CCAC supporters turned out again Monday, but board President Ericka Copeland-Dansby defused some potential hostility by declaring before the public comment portion of the meeting that the board would take no immediate action. Instead, she said, the district will engage those with a stake in the outcome through a series of meetings in June. Those include:

  • Parents of potential students of a new neighborhood school
  • Affected community councils
  • CCAC officials and backers

Nevertheless, the first three speakers urged the board not to act unilaterally on the building’s future. Eric Urbas, president of Clifton Town Meeting, read a joint letter from his council, and the CUF and Spring Grove Village councils. The letter urged delaying any action until after November’s levy vote. It also pledged the groups’ help and support to find a solution to the district’s space woes — so long as it is mutually acceptable.

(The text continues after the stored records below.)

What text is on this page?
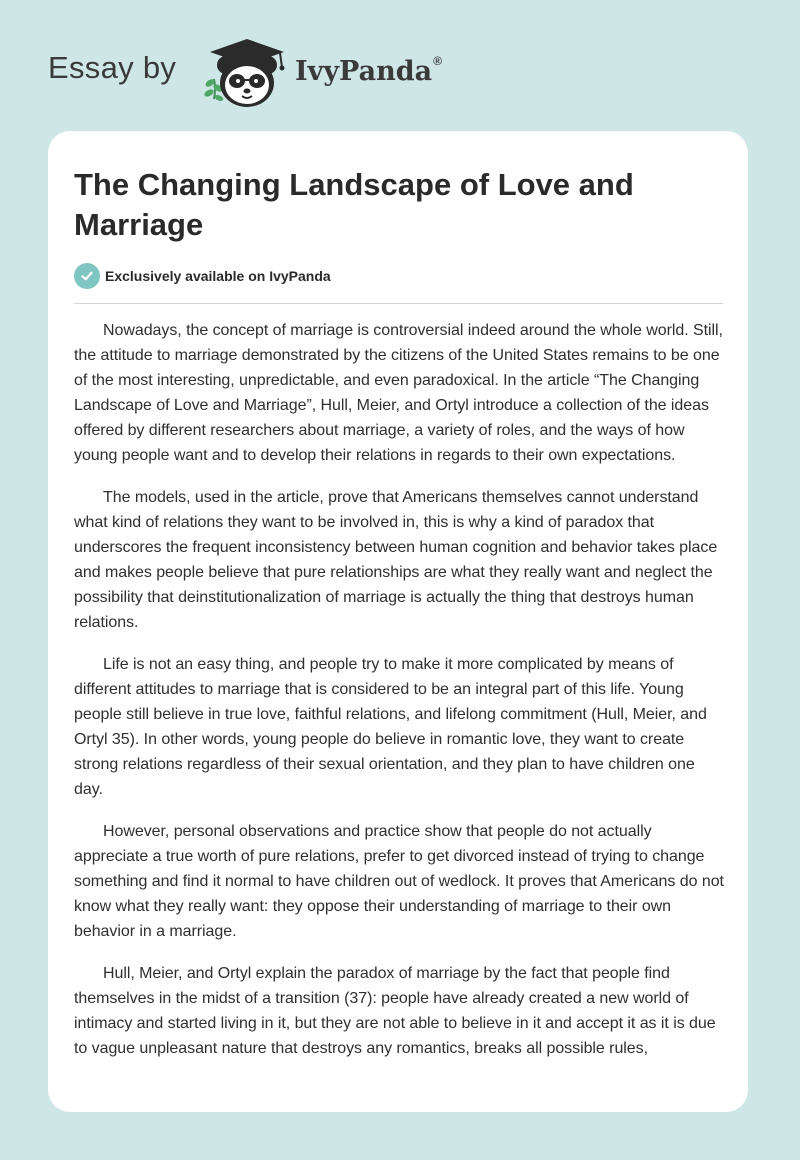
Essay by	IvyPanda®
The Changing Landscape of Love and Marriage
Exclusively available on IvyPanda

Nowadays, the concept of marriage is controversial indeed around the whole world. Still, the attitude to marriage demonstrated by the citizens of the United States remains to be one of the most interesting, unpredictable, and even paradoxical. In the article “The Changing Landscape of Love and Marriage”, Hull, Meier, and Ortyl introduce a collection of the ideas offered by different researchers about marriage, a variety of roles, and the ways of how young people want and to develop their relations in regards to their own expectations.

The models, used in the article, prove that Americans themselves cannot understand what kind of relations they want to be involved in, this is why a kind of paradox that underscores the frequent inconsistency between human cognition and behavior takes place and makes people believe that pure relationships are what they really want and neglect the possibility that deinstitutionalization of marriage is actually the thing that destroys human relations.

Life is not an easy thing, and people try to make it more complicated by means of different attitudes to marriage that is considered to be an integral part of this life. Young people still believe in true love, faithful relations, and lifelong commitment (Hull, Meier, and Ortyl 35). In other words, young people do believe in romantic love, they want to create strong relations regardless of their sexual orientation, and they plan to have children one day.

However, personal observations and practice show that people do not actually appreciate a true worth of pure relations, prefer to get divorced instead of trying to change something and find it normal to have children out of wedlock. It proves that Americans do not know what they really want: they oppose their understanding of marriage to their own behavior in a marriage.

Hull, Meier, and Ortyl explain the paradox of marriage by the fact that people find themselves in the midst of a transition (37): people have already created a new world of intimacy and started living in it, but they are not able to believe in it and accept it as it is due to vague unpleasant nature that destroys any romantics, breaks all possible rules,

Peter Huttinger, Spring Grove Village’s community council president, said a neighborhood school would be undoubtedly be a benefit to his neighborhood but that its creation needs to be on terms the residents of the communities it would serve approve.

The 2016 valedictorians and salutatorians from Cincinnati Public Schools high schools were honored Monday, May 23, at the district's school board meeting. (Thomas Consolo for WCPO)

Also…

In other business Monday, the school board:

  • Voted to end suspension and a discipline option for students in kindergarten through third grade.
  • Passed revised application priorities for magnet schools (such as parents who have another child already in the school).
  • Tabled for minor rewording two measures on preschool and kindergarten entrance requirements.
  • Before official business, the board honored the valedictorians and salutatorians of its 14 high schools’ class of 2016. The group included two graduates who had emigrated from Africa — one from Eritrea and one from Ivory Coast. It was also a good night for the University of Cincinnati: At least 14 of CPS’s top grads will be Bearcats in the fall.